6. En quatrième lieu, aux termes des stipulations de l'article 8 de la convention européenne de sauvegarde des droits de l'homme et des libertés fondamentales : " Toute personne a droit au respect de sa vie privée et familiale, de son domicile et de sa correspondance. () ".
7. En l'espèce, M. C est entré en France en 2016 aux fins de poursuivre des études et ne justifie pas des diplômes qui lui auraient été délivrés depuis son inscription pour l'année 2017-2018 eu DUT de gestion logistique à l'université de Cergy-Pontoise jusqu'à la venue à expiration en 2023 de son titre de séjour en qualité d'étudiant. S'il soutient disposer d'un emploi de technicien informatique depuis le 1er décembre 2021 au sein de la société Avo Technology, ainsi que d'emplois de chauffeur livreur au sein des sociétés Twins SAS et Kolipor, alors qu'il a déclaré ne pas posséder de titre de conduite, cette circonstance, qui démontre une volonté d'insertion par le travail du requérant, ne suffit pas, à elle seule, à établir l'intensité des liens entretenus avec la France. Enfin, s'il se prévaut de son mariage le 27 avril 2024 avec une compatriote, elle-même dépourvue de titre de séjour, dont il attend un enfant, il ne ressort pas des pièces du dossier que la vie familiale ne pourrait se poursuivre dans le pays d'origine des époux. Par suite, M. C n'est pas fondé à soutenir que la préfète de l'Essonne aurait porté une atteinte disproportionnée à son droit au respect de sa vie privée et familiale en lui faisant obligation de quitter le territoire français. Le moyen tiré de la méconnaissance des stipulations de l'article 8 de la convention européenne de sauvegarde des droits de l'homme et des libertés fondamentales doit donc être écarté. Pour les mêmes motifs, la décision attaquée n'est pas entachée d'une erreur manifeste d'appréciation.
8. Il s'ensuit que M. C n'est pas fondé à demander l'annulation de la décision du 10 juillet 2024 de la préfète de l'Essonne et que sa requête doit être rejetée en toutes ses conclusions.
D E C I D E :
Article 1 : La requête de M. C est rejetée.

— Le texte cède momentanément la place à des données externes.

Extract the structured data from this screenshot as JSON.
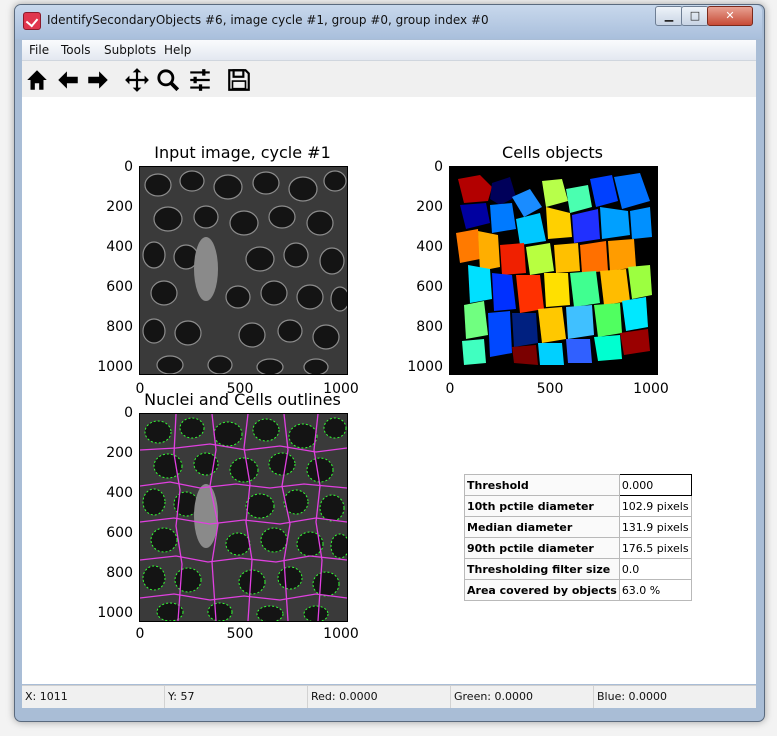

Article 2 : Le présent jugement sera notifié à M. A F C et à la préfète de l'Essonne.
Rendu public par mise à disposition au greffe le 16 septembre 2024.
La magistrate désignée,
signé
M. E Le greffier,
signé
T. Rion
La République mande et ordonne à la préfète de l'Essonne en ce qui le concerne ou à tous huissiers de justice à ce requis en ce qui concerne les voies de droit commun, contre les parties privées, de pourvoir à l'exécution de la présente décision.